Contraband Cocktails: How America Drank When It Wasn't Supposed To

Image of Contraband Cocktails: How America Drank When It Wasn't Supposed To
Release Date: 
December 15, 2015
Melville House
Reviewed by: 

Contraband Cocktails: How America Drank When It Wasn’t Supposed To by Paul Dickson is a slim volume of cocktail history and recipes. Cocktails, Dickson claims, came about during the Prohibition era as an attempt to make palatable the bathtub gins, ryes, and distilled spirits that were illegally made with sugar, bitters, and other additives.

Contraband Cocktails is a neat book as carefully crafted as some of the best cocktails are: without a word out of place and a concise history that is as much entertaining as it is educating.

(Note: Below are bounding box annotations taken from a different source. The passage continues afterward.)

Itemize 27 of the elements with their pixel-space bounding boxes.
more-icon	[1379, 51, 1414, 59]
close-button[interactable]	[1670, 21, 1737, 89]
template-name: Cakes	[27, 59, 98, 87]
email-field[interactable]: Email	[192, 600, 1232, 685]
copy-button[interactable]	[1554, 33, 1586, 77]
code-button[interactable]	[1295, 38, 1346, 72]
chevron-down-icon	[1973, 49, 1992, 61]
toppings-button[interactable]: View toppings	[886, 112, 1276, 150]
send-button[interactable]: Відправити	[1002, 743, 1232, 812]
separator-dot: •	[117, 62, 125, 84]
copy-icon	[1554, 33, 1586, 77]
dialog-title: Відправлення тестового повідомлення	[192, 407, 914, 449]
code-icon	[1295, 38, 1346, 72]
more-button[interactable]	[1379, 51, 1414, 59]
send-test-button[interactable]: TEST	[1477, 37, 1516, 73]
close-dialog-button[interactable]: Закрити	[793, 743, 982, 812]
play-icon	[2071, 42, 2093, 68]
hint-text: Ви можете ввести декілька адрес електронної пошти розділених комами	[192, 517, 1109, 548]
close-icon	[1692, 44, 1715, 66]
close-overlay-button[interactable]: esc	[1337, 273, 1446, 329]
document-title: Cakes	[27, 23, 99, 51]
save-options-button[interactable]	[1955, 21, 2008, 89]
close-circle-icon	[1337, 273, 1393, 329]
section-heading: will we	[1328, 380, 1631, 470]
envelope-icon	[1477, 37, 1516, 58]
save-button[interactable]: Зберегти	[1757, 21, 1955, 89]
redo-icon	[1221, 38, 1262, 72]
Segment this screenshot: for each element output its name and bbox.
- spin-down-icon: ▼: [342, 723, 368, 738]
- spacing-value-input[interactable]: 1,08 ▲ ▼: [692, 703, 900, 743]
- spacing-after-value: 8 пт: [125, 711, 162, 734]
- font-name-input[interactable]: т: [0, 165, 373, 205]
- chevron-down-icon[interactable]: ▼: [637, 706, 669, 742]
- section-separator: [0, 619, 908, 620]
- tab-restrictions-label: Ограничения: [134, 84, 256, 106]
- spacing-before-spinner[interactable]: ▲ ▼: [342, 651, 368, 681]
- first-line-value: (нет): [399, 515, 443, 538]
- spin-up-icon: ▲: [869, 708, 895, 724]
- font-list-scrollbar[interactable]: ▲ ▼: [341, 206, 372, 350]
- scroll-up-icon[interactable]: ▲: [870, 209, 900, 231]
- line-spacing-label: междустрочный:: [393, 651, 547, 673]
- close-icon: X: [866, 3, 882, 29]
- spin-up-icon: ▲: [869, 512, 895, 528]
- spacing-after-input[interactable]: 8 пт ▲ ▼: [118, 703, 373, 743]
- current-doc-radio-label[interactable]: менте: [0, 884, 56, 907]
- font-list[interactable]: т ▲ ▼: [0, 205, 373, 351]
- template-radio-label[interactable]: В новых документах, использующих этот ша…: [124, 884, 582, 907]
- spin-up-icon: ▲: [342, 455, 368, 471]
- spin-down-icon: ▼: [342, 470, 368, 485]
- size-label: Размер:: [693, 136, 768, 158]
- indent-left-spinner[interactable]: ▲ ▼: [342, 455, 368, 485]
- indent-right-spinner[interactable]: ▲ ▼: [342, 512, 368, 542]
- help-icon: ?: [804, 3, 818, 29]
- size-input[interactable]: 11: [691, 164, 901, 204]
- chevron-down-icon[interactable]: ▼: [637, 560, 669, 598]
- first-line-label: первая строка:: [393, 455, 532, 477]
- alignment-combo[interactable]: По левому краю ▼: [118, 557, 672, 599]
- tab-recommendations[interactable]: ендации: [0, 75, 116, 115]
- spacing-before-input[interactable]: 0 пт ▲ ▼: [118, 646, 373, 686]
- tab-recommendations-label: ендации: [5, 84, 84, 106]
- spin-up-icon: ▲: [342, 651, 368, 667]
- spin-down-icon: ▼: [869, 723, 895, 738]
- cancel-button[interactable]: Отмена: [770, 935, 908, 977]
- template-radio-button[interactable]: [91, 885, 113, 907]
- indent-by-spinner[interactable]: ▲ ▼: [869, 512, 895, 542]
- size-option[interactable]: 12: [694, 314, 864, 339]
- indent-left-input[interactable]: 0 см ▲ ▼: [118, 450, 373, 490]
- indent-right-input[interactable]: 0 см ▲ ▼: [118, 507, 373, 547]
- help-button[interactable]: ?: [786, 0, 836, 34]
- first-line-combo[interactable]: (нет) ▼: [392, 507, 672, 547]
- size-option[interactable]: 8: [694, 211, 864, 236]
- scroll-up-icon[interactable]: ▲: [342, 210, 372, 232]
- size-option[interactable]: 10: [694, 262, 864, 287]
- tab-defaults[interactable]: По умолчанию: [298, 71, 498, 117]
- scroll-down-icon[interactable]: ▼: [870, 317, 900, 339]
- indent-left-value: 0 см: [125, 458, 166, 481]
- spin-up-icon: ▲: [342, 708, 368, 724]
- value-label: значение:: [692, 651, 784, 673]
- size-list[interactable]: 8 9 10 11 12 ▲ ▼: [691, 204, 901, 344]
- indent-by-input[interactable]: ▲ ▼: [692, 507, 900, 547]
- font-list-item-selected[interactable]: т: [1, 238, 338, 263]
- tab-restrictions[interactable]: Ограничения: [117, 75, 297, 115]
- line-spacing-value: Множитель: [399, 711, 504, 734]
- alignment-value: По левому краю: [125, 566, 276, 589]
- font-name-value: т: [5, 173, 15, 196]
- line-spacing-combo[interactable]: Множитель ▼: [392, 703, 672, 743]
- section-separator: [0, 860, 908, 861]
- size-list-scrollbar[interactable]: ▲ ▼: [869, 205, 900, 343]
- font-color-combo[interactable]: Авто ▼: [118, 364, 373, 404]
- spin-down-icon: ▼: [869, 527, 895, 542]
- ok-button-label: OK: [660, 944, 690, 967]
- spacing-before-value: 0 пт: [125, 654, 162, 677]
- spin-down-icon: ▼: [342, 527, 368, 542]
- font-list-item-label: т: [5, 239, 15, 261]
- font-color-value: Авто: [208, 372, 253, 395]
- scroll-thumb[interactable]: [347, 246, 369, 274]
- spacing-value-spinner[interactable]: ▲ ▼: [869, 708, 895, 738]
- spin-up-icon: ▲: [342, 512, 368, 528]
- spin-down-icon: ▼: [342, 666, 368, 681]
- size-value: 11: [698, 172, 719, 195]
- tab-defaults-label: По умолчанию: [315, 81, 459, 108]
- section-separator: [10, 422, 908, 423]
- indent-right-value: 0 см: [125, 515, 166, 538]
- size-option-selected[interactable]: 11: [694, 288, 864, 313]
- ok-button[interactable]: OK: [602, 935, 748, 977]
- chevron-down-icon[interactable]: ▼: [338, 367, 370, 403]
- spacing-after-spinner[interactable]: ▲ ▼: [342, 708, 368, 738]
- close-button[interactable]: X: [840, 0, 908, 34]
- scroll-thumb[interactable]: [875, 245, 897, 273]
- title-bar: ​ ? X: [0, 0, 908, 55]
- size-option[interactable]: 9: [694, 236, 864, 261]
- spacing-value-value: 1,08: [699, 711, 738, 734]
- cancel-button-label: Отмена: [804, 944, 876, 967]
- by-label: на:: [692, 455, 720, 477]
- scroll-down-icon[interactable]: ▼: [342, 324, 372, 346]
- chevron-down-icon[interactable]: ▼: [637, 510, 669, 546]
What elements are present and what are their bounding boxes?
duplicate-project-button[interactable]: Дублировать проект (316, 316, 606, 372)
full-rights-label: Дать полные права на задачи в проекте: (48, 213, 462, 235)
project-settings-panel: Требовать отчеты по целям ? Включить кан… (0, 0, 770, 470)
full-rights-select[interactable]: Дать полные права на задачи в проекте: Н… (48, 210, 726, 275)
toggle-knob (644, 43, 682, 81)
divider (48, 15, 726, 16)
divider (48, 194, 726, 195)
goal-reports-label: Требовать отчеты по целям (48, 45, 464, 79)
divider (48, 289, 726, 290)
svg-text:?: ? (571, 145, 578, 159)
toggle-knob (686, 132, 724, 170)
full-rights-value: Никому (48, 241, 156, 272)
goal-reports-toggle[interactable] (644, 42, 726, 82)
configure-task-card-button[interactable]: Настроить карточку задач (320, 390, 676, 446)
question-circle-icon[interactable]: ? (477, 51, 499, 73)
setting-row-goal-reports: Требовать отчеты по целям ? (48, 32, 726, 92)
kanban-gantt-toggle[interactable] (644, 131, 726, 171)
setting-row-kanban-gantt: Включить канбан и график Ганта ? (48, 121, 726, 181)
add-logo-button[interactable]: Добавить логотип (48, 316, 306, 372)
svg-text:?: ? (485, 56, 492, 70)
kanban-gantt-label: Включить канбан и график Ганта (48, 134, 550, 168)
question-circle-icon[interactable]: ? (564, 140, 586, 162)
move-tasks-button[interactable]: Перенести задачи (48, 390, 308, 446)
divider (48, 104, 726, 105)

Readers get a firm taste of the Roaring (drunk) 1920s as Dickson digs up the dirt on senators and congressmen who illegally imported their booze despite having voted the nation dry, as well as what was really going on despite the romanticized notions of movies and novels depicting gang wars and bootlegging.

Authors, artists, musicians, and critics during the time from Fitzgerald to Mencken were waxing eloquent about cocktails and the public was drinking it up while the most fashionable hosted cocktail parties. America was dry but really was rather wet: alcoholism was on the rise and there were plenty of deaths due to unsafe mixtures; police were on the payrolls of bootleggers and speakeasies to look the other way; and there were more places to find a drink during 1920–1933 than there had been when alcohol was legal.

The last half of the book is devoted to recipes Dickson found combing through archival materials and chance finds published during the wettest era (Prohibition). It includes historical notes about the creator and his creation, as well as demarcating which drinks have been included for historical purposes but probably ought not to be drunk—or with caveats on the strength of the cocktail.

Contraband Cocktails is a fabulous work that ought to be in any hipster’s library or on the reading list of faux-speakeasy bartenders, but otherwise absolutely anyone with a fascination for the 1920s, who loves The Great Gatsby (films or book), or who are interested in the history of alcohol will definitely need to read this.